Lovers of social media, rejoice! It appears that even the furthest expanses of nature are not beyond the range of wireless internet. This was only further underscored this morning, when Japanese officials announced that Mount Fuji, the country’s iconic, snow-topped peaked, will be equipped with free Wi-Fi in the near future. Tourists and hikers alike will now be able to post from eight hotspots on the mountain, in a move likely to draw scorn from some environmental purists.
While some may find this intrusion of the online world into natural spaces jarring, it is not isolated. As the U.S. National Parks Service explores adding more connectivity options to their parks, the debate around the Internet’s role in nature is continually growing. These debates are foregrounded by positive examples of the online world connecting with the natural, as can be seen in Melbourne’s Email-a-Tree program. Originally meant to monitor tree damage by giving each tree an email address, the initiative has now seen an outpouring of compassionate letters sent to the trees by their admirers. In cases such as this, the Internet works to add, rather than detract from, our experiences in natural spaces.
As Melbourne’s program shows, there may be positive aspects of connecting the Internet with natural spaces. But are such technological advances welcome? At least in American society, the combination between nature and technology seems contradictory. Our natural spaces are those of Walden and wanderlust, seen as places to escape from the whir of technology, rather than to retreat towards them. Incorporating the Internet into these natural spaces, then, may seem like blasphemy for some.
Yet incorporating the Internet into natural spaces has a number of benefits, particularly in light of the need for environmental activism. It is difficult to wrap one’s head around larger environmental problems such as climate change or pollution. Visceral connections to the topic often stem from heartfelt, personal experiences with nature – experiences that, while powerful, tend to be limited to a smaller audience. Sharing one’s experience on social media allows this personal connection to be amplified and shared with others. This in turn positions online environmental activism as a particularly potent tool within natural spaces.
However, these benefits must be balanced with technological platforms’ pitfalls. Such technology-based initiatives face their fair share of critiques, including that they transform genuine social activism into “slacktivism” or largely meaningless “cultural capital.” Publicizing natural sites through social media could also drive increased traffic and add to the deleterious effects of “ecotourism,” which often harms the same natural sites and indigenous communities involved. It is also worth noting that running the Internet in the first place creates a gigantic carbon footprint, approximately equivalent to the carbon emissions by a country like Turkey. Any attempt to incorporate technology as an environmental activism tool, then, must proceed cautiously.

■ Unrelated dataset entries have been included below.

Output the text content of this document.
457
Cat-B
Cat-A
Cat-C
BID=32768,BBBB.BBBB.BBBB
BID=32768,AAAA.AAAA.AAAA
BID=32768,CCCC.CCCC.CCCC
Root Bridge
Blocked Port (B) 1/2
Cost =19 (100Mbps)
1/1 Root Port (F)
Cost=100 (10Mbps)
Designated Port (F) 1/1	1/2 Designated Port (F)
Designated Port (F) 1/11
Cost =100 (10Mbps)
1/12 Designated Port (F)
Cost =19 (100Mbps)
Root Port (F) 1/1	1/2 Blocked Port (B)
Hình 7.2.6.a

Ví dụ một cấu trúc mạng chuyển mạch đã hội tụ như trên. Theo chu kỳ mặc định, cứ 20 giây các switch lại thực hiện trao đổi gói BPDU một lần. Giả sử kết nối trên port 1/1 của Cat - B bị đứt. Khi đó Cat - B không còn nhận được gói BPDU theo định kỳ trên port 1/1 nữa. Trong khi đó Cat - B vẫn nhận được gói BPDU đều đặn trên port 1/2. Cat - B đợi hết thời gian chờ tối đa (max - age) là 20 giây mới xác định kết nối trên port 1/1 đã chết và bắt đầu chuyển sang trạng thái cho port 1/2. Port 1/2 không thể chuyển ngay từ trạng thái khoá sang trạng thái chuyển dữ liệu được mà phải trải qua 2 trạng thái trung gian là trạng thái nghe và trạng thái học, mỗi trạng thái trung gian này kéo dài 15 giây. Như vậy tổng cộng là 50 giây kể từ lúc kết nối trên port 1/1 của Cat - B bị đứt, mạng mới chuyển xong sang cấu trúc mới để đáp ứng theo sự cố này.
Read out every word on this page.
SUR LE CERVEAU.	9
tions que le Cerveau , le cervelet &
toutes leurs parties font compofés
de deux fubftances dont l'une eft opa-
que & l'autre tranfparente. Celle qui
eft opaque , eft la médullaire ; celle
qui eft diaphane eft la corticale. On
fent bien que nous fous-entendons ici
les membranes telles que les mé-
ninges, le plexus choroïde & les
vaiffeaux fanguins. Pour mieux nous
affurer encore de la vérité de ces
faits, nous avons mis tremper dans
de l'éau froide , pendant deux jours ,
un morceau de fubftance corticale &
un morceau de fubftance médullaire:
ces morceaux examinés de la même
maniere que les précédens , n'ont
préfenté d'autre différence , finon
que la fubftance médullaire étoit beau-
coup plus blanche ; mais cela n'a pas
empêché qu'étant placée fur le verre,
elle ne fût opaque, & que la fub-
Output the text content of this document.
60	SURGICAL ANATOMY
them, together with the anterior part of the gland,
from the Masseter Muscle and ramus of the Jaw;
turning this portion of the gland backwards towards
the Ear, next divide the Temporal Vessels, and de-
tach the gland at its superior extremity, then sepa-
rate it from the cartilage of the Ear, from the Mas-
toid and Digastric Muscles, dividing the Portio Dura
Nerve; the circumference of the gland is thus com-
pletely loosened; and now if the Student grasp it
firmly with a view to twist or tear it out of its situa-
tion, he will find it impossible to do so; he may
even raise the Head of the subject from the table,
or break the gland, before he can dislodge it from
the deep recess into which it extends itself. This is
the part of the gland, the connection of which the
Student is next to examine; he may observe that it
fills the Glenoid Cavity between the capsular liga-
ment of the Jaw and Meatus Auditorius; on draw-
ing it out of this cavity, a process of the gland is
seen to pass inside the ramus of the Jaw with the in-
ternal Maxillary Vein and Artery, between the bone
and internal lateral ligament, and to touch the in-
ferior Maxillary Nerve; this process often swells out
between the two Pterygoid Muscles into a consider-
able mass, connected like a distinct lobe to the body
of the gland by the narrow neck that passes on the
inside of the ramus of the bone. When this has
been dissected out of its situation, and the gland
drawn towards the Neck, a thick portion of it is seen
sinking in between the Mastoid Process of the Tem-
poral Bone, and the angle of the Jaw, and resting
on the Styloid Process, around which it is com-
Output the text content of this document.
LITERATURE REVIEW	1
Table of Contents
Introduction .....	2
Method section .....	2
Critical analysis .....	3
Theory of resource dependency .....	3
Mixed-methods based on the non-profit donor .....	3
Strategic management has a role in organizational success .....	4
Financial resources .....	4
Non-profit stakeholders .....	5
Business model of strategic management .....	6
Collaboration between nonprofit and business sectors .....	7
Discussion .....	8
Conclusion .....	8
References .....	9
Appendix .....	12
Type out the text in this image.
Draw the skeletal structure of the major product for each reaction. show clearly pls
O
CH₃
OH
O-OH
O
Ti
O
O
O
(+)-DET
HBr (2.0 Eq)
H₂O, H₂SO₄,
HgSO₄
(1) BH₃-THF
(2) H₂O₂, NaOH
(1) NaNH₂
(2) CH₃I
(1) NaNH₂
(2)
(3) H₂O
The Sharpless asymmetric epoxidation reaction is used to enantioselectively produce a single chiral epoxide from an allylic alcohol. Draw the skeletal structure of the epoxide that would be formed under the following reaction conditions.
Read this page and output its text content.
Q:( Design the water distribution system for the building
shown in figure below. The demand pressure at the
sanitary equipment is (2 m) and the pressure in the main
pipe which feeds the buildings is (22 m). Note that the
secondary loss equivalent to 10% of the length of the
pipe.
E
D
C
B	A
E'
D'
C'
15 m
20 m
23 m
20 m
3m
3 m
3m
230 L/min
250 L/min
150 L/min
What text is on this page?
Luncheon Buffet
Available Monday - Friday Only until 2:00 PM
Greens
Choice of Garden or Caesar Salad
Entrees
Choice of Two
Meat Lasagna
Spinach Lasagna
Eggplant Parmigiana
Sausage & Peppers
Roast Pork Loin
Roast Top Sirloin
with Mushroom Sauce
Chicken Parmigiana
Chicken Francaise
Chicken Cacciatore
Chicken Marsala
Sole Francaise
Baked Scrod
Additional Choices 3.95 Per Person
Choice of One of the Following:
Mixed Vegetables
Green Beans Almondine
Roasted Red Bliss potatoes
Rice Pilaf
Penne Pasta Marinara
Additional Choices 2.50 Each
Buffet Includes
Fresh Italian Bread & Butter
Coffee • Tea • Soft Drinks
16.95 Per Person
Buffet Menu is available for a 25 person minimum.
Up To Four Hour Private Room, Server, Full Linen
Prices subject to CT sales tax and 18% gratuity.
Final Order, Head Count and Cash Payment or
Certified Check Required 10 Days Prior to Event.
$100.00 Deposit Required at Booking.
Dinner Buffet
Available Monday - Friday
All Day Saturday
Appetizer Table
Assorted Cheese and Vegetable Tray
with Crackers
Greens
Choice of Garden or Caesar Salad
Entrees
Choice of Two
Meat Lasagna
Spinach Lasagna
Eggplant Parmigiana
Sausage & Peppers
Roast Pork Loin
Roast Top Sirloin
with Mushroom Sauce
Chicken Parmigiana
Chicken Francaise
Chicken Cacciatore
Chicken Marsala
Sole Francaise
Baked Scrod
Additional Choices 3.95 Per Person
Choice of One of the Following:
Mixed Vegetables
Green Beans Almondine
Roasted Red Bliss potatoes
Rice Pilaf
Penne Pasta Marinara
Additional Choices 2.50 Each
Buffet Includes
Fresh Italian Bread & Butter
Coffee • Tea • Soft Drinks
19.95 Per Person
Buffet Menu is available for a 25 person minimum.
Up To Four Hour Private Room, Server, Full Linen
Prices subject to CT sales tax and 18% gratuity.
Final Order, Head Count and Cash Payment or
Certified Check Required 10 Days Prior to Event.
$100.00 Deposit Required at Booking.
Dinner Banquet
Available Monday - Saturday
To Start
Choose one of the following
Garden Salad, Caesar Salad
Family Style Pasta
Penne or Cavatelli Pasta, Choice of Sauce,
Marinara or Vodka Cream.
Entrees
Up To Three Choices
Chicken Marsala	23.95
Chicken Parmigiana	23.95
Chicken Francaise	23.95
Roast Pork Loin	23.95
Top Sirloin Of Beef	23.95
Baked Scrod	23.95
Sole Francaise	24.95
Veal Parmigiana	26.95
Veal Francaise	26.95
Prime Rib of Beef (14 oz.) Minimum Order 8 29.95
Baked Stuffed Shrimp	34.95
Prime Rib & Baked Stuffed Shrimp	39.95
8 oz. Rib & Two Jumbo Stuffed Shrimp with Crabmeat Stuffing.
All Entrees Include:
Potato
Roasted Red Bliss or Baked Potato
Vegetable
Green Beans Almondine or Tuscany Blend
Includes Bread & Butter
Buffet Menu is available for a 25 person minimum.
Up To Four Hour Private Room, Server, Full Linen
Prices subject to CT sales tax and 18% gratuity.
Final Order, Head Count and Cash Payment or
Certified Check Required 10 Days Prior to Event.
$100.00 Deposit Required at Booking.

Though care is required, there is certainly something to be said for the relationship between the Internet and the environment. As examples like Melbourne’s Email-a-Tree service show, such tools are powerful in one crucial task: fostering environmental empathy. While feeling a personal connection to nature is nothing new, the Internet allows these connections to be recorded, published and shared. Entire communities dedicated to this connection have sprung up online, with sites like Tumblr hosting formidable collections of natural “wanderlust” photos. It seems easy to discount such examples as frivolous expressions of the nature-lover aesthetic, but they provide a powerful testament to the emotional connection to the environment that the Internet can help foster.
Though the danger of stripping these connections to a superficial level is ever-present, this empathy-fostering power should not be underestimated. Online, nature-focused communities do not only centralize and amplify environmental sentiments, but also make them available to readers and activists around the world. Appreciating and empathizing with these natural spaces is only the first step to meaningful environmental activism. But it is a critical step nonetheless, and one that the Internet makes all the easier. No matter how silly it seems, then, scoffing at the remote mountaintop Wi-Fi station may be premature.